Amnesty International ha condannato la decisione delle autorità giudiziarie britanniche di non consentirle di seguire, in presenza e da remoto, l’udienza sull’estradizione di Julian Assange negli Usa, iniziata a Londra il 7 settembre.
L’organizzazione per i diritti umani ha inoltrato svariate richieste di accesso all’udienza, sempre negate. Nella prima, datata 17 agosto, ha chiesto al ministro della Giustizia Robert Buckland l’accreditamento ufficiale e l’assegnazione di un posto numerato all’interno del tribunale, come consentito nella prima fase dell’udienza, il 20 febbraio.
Il 1° settembre è arrivata la risposta: sarebbe stato consentito di seguire l’udienza solo in collegamento da remoto.
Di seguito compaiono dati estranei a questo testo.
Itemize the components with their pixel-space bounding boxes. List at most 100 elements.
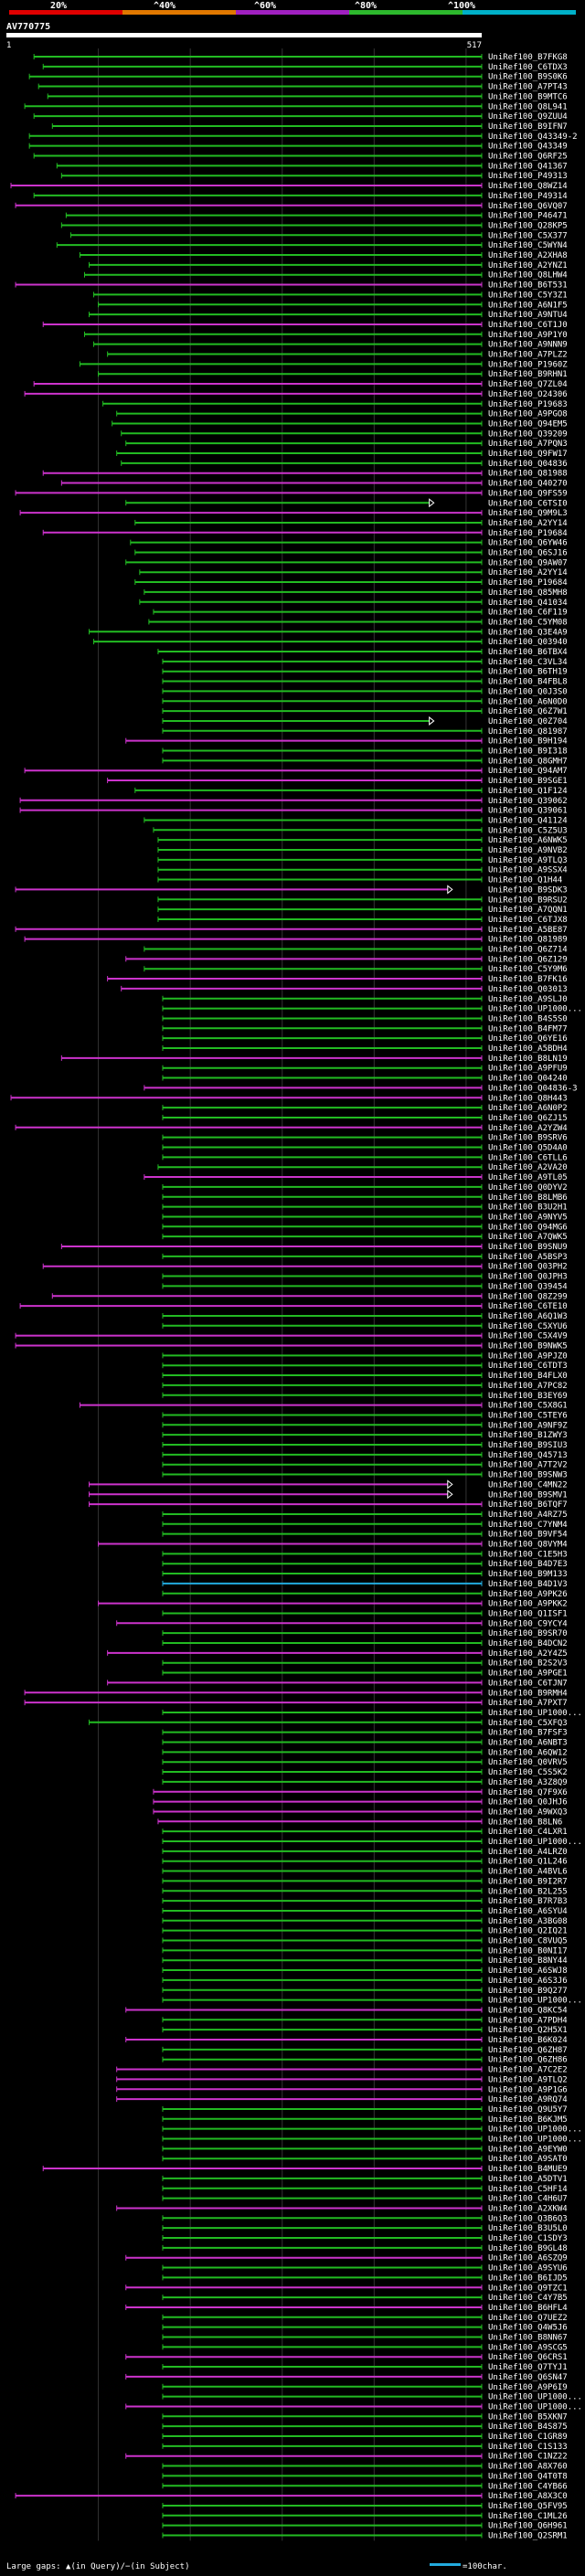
hit-row[interactable]: UniRef100_Q85MH8 [144, 588, 568, 598]
hit-row[interactable]: UniRef100_Q8L941 [24, 102, 568, 111]
hit-row[interactable]: UniRef100_A4RZ75 [162, 1511, 568, 1520]
hit-row[interactable]: UniRef100_B4D1V3 [162, 1580, 568, 1589]
hit-row[interactable]: UniRef100_B9M133 [162, 1570, 568, 1579]
hit-label[interactable]: UniRef100_A9NYV5 [488, 1213, 568, 1222]
hit-label[interactable]: UniRef100_B9SNW3 [488, 1471, 568, 1480]
hit-label[interactable]: UniRef100_Q43349-2 [488, 133, 578, 142]
hit-row[interactable]: UniRef100_A4BVL6 [162, 1868, 568, 1877]
hit-row[interactable]: UniRef100_Q6CRS1 [125, 2353, 568, 2362]
hit-label[interactable]: UniRef100_C5Z5U3 [488, 826, 568, 835]
hit-label[interactable]: UniRef100_Q1L246 [488, 1858, 568, 1867]
hit-row[interactable]: UniRef100_B6IJD5 [162, 2274, 568, 2283]
hit-label[interactable]: UniRef100_C5X4V9 [488, 1332, 568, 1341]
hit-row[interactable]: UniRef100_UP1000... [162, 1005, 582, 1014]
hit-row[interactable]: UniRef100_B2S2V3 [162, 1659, 568, 1669]
hit-row[interactable]: UniRef100_C6TE10 [19, 1302, 568, 1311]
hit-row[interactable]: UniRef100_Q4W5J6 [162, 2324, 568, 2333]
hit-label[interactable]: UniRef100_A9NVB2 [488, 846, 568, 855]
hit-label[interactable]: UniRef100_C5XYU6 [488, 1322, 568, 1331]
hit-label[interactable]: UniRef100_C5S5K2 [488, 1768, 568, 1777]
hit-label[interactable]: UniRef100_C1E5H3 [488, 1550, 568, 1559]
hit-row[interactable]: UniRef100_A9SSX4 [157, 866, 568, 875]
hit-row[interactable]: UniRef100_A7PQN3 [125, 440, 568, 449]
hit-label[interactable]: UniRef100_A6SWJ8 [488, 1966, 568, 1976]
hit-row[interactable]: UniRef100_B9SMV1 [89, 1489, 568, 1500]
hit-row[interactable]: UniRef100_UP1000... [162, 1997, 582, 2006]
hit-row[interactable]: UniRef100_B8LN6 [157, 1818, 562, 1827]
hit-row[interactable]: UniRef100_B6HFL4 [125, 2304, 568, 2313]
hit-label[interactable]: UniRef100_Q6ZH86 [488, 2056, 568, 2065]
hit-label[interactable]: UniRef100_B7FSF3 [488, 1729, 568, 1738]
hit-row[interactable]: UniRef100_B9H194 [125, 737, 568, 747]
hit-row[interactable]: UniRef100_C3VL34 [162, 658, 568, 667]
hit-row[interactable]: UniRef100_C6TDT3 [162, 1362, 568, 1371]
hit-label[interactable]: UniRef100_Q39209 [488, 429, 568, 439]
hit-label[interactable]: UniRef100_A6QW12 [488, 1748, 568, 1757]
hit-row[interactable]: UniRef100_UP1000... [162, 2136, 582, 2145]
hit-row[interactable]: UniRef100_Q81989 [24, 936, 568, 945]
hit-row[interactable]: UniRef100_A9NF9Z [162, 1421, 568, 1430]
hit-label[interactable]: UniRef100_B9RSU2 [488, 896, 568, 905]
hit-row[interactable]: UniRef100_C5Z5U3 [153, 826, 568, 835]
hit-label[interactable]: UniRef100_Q2H5X1 [488, 2026, 568, 2035]
hit-label[interactable]: UniRef100_Q81987 [488, 727, 568, 737]
hit-row[interactable]: UniRef100_A9PFU9 [162, 1065, 568, 1074]
hit-row[interactable]: UniRef100_B9RSU2 [157, 896, 568, 905]
hit-label[interactable]: UniRef100_A5BSP3 [488, 1253, 568, 1262]
hit-label[interactable]: UniRef100_Q0Z704 [488, 717, 568, 726]
hit-row[interactable]: UniRef100_A8X3C0 [15, 2492, 568, 2501]
hit-label[interactable]: UniRef100_Q1ISF1 [488, 1609, 568, 1618]
hit-label[interactable]: UniRef100_A7PDH4 [488, 2016, 568, 2025]
hit-row[interactable]: UniRef100_Q2SRM1 [162, 2532, 568, 2541]
hit-row[interactable]: UniRef100_Q94AM7 [24, 767, 568, 776]
hit-label[interactable]: UniRef100_A9NNN9 [488, 341, 568, 350]
hit-row[interactable]: UniRef100_Q7ZL04 [33, 380, 568, 389]
hit-label[interactable]: UniRef100_Q7ZL04 [488, 380, 568, 389]
hit-label[interactable]: UniRef100_A5BE87 [488, 926, 568, 935]
hit-label[interactable]: UniRef100_B8NY44 [488, 1956, 568, 1966]
hit-row[interactable]: UniRef100_Q8KC54 [125, 2006, 568, 2015]
hit-row[interactable]: UniRef100_Q1L246 [162, 1858, 568, 1867]
hit-label[interactable]: UniRef100_Q3B6Q3 [488, 2214, 568, 2223]
hit-row[interactable]: UniRef100_Q39062 [19, 797, 568, 806]
hit-label[interactable]: UniRef100_Q4W5J6 [488, 2324, 568, 2333]
hit-label[interactable]: UniRef100_UP1000... [488, 2402, 582, 2412]
hit-row[interactable]: UniRef100_B3U2H1 [162, 1203, 568, 1213]
hit-label[interactable]: UniRef100_B4D1V3 [488, 1580, 568, 1589]
hit-row[interactable]: UniRef100_C5X4V9 [15, 1332, 568, 1341]
hit-row[interactable]: UniRef100_A8X760 [162, 2463, 568, 2472]
hit-row[interactable]: UniRef100_C4MN22 [89, 1479, 568, 1489]
hit-row[interactable]: UniRef100_A9TLQ3 [157, 856, 568, 865]
hit-label[interactable]: UniRef100_Q04240 [488, 1075, 568, 1084]
hit-label[interactable]: UniRef100_A9P1Y0 [488, 331, 568, 340]
hit-label[interactable]: UniRef100_B9SNU9 [488, 1243, 568, 1252]
hit-row[interactable]: UniRef100_Q3E4A9 [89, 628, 568, 637]
hit-label[interactable]: UniRef100_C1SDY3 [488, 2234, 568, 2243]
hit-label[interactable]: UniRef100_Q9U5Y7 [488, 2105, 568, 2115]
hit-label[interactable]: UniRef100_Q8WZ14 [488, 182, 568, 191]
hit-label[interactable]: UniRef100_A7PLZ2 [488, 351, 568, 360]
hit-label[interactable]: UniRef100_Q9ZUU4 [488, 112, 568, 122]
hit-label[interactable]: UniRef100_P46471 [488, 212, 568, 221]
hit-label[interactable]: UniRef100_Q6RF25 [488, 153, 568, 162]
hit-row[interactable]: UniRef100_B3EY69 [162, 1392, 568, 1401]
hit-label[interactable]: UniRef100_Q03940 [488, 638, 568, 647]
hit-label[interactable]: UniRef100_B2S2V3 [488, 1659, 568, 1669]
hit-label[interactable]: UniRef100_Q7TYJ1 [488, 2363, 568, 2372]
hit-label[interactable]: UniRef100_A9RQ74 [488, 2095, 568, 2104]
hit-label[interactable]: UniRef100_B7FK16 [488, 975, 568, 984]
hit-label[interactable]: UniRef100_B6KJM5 [488, 2115, 568, 2125]
hit-row[interactable]: UniRef100_Q9FS59 [15, 489, 568, 498]
hit-row[interactable]: UniRef100_C1S133 [162, 2443, 568, 2452]
hit-row[interactable]: UniRef100_A7QQN1 [157, 906, 568, 915]
hit-row[interactable]: UniRef100_A9TLQ2 [116, 2075, 568, 2084]
hit-row[interactable]: UniRef100_Q40270 [60, 480, 568, 489]
hit-row[interactable]: UniRef100_C6T1J0 [42, 321, 568, 330]
hit-label[interactable]: UniRef100_B9SRV6 [488, 1134, 568, 1143]
hit-row[interactable]: UniRef100_A9EYW0 [162, 2145, 568, 2154]
hit-label[interactable]: UniRef100_Q8L941 [488, 102, 568, 111]
hit-row[interactable]: UniRef100_B8LMB6 [162, 1193, 568, 1203]
hit-row[interactable]: UniRef100_Q3B6Q3 [162, 2214, 568, 2223]
hit-row[interactable]: UniRef100_Q0J3S0 [162, 687, 568, 696]
hit-row[interactable]: UniRef100_A2YZW4 [15, 1124, 568, 1133]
Ma il 7 settembre l’osservatore di Amnesty International non ha trovato il link. Ha chiesto spiegazioni e gli è stato risposto, direttamente dalla giudice capo Emma Arbuthnot, che il permesso era stato revocato. La motivazione ufficiale è che nell’udienza di febbraio qualcuno che seguiva l’udienza da remoto aveva diffuso online una foto di Assange seduto in aula, violando le disposizioni emanate dalla corte.
Allora, lo stesso giorno Amnesty International ha rinnovato la richiesta di avere un osservatore presente di persona. Il giorno dopo è arrivata la risposta negativa.
Alla ripresa dell’udienza, il 14 settembre, Amnesty International ha inoltrato un’altra richiesta, questa volta per avere un posto nella galleria aperta al pubblico. Di nuovo, il 16 settembre, è arrivata una replica negativa, in cui la giudice Arbuthnot ha specificato che non avrebbe emanato “alcun provvedimento specifico” in favore di Amnesty International.
Amnesty International sta continuando a chiedere di poter assistere allo svolgimento dell’udienza, nel rispetto degli standard internazionali sul monitoraggio dell’equità dei processi.